Conclusions and Future Directions
This comparative analysis confirms that several established dementia risk indices significantly predict incident dementia, yet none clearly outperforms a simple demographic risk model based on age and education. Among indices, CogDrisk shows the best accuracy and may offer added value in clinical and research settings, but further refinement to enhance age- and sex-specific prediction is warranted.
Future research should explore integrating dynamic longitudinal risk factor data, genetic and biomarker information, and consideration of sociodemographic diversity. Furthermore, pragmatic studies are needed to evaluate whether simpler demographic models might suffice for screening purposes in specific clinical or public health contexts, thus balancing predictive accuracy with feasibility.

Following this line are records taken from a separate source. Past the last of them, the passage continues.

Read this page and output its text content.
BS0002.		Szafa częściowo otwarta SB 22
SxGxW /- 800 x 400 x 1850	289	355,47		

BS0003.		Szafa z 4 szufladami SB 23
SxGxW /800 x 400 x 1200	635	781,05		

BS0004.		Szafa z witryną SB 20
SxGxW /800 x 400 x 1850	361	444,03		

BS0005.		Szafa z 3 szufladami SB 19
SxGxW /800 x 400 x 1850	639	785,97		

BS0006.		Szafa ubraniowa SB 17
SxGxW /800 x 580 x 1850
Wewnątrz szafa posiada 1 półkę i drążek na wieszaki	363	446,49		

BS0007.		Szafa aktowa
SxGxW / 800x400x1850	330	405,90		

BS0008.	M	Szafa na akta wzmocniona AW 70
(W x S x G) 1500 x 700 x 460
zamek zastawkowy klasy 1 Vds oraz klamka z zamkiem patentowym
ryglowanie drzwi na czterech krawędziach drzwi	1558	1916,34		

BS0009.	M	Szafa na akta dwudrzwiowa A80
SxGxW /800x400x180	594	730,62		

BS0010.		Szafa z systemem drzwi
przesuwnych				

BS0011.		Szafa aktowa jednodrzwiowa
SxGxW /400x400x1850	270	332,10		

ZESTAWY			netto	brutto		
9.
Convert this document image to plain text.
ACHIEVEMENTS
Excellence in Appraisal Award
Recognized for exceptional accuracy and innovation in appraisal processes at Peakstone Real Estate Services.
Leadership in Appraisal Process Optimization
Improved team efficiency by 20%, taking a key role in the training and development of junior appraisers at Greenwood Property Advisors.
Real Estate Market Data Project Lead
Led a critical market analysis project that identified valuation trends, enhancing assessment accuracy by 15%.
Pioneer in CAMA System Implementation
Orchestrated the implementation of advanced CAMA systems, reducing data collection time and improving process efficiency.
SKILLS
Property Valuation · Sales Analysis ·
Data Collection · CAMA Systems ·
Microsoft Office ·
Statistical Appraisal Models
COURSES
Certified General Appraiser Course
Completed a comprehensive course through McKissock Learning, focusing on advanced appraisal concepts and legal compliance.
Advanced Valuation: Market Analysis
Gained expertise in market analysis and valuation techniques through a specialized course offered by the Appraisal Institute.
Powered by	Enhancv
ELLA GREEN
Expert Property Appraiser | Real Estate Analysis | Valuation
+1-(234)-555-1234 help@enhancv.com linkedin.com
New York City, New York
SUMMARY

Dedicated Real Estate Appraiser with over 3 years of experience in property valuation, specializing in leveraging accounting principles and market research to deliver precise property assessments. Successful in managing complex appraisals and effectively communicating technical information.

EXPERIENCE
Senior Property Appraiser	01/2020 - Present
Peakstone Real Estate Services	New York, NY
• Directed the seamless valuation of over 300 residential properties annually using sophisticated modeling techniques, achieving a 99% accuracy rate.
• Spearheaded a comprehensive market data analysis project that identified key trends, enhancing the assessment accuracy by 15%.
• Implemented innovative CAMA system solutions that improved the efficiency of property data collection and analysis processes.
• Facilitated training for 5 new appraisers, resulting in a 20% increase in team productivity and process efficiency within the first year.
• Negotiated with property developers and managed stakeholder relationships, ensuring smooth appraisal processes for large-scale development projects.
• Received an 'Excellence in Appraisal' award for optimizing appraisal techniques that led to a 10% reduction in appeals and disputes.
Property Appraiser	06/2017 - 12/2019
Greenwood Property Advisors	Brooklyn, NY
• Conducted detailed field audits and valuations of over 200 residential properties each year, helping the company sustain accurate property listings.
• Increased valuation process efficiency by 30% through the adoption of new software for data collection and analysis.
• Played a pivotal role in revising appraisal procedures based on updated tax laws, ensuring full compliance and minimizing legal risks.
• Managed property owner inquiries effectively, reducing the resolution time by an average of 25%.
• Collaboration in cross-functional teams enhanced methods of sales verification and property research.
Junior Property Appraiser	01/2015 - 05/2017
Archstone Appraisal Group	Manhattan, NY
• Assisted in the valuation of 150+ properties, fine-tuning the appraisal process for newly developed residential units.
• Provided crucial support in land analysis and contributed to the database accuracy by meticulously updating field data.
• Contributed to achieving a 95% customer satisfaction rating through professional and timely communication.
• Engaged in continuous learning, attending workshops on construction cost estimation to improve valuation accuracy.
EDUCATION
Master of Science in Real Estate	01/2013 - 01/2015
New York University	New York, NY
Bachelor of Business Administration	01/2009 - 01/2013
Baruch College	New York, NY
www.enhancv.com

In clinical practice, practitioners should be aware of the strengths and limitations of various dementia risk assessment tools and consider employing them alongside traditional demographic indicators to inform individualized prevention strategies.
References
Stubs J, Langballe EM, Livingston G, Anstey KJ, Deckers K, Mathews FE, Kivimäki M, Strand BH, Rokstad AM, Krokstad S, Selbæk G. Dementia risk prediction: A comparative analysis of the ANU-ADRI, CAIDE, CogDrisk, LIBRA, and LIBRA2 indices in the HUNT study. J Prev Alzheimers Dis. 2025 Nov;12(9):100326. doi: 10.1016/j.tjpad.2025.100326. Epub 2025 Aug 18. PMID: 40829975; PMCID: PMC12501341.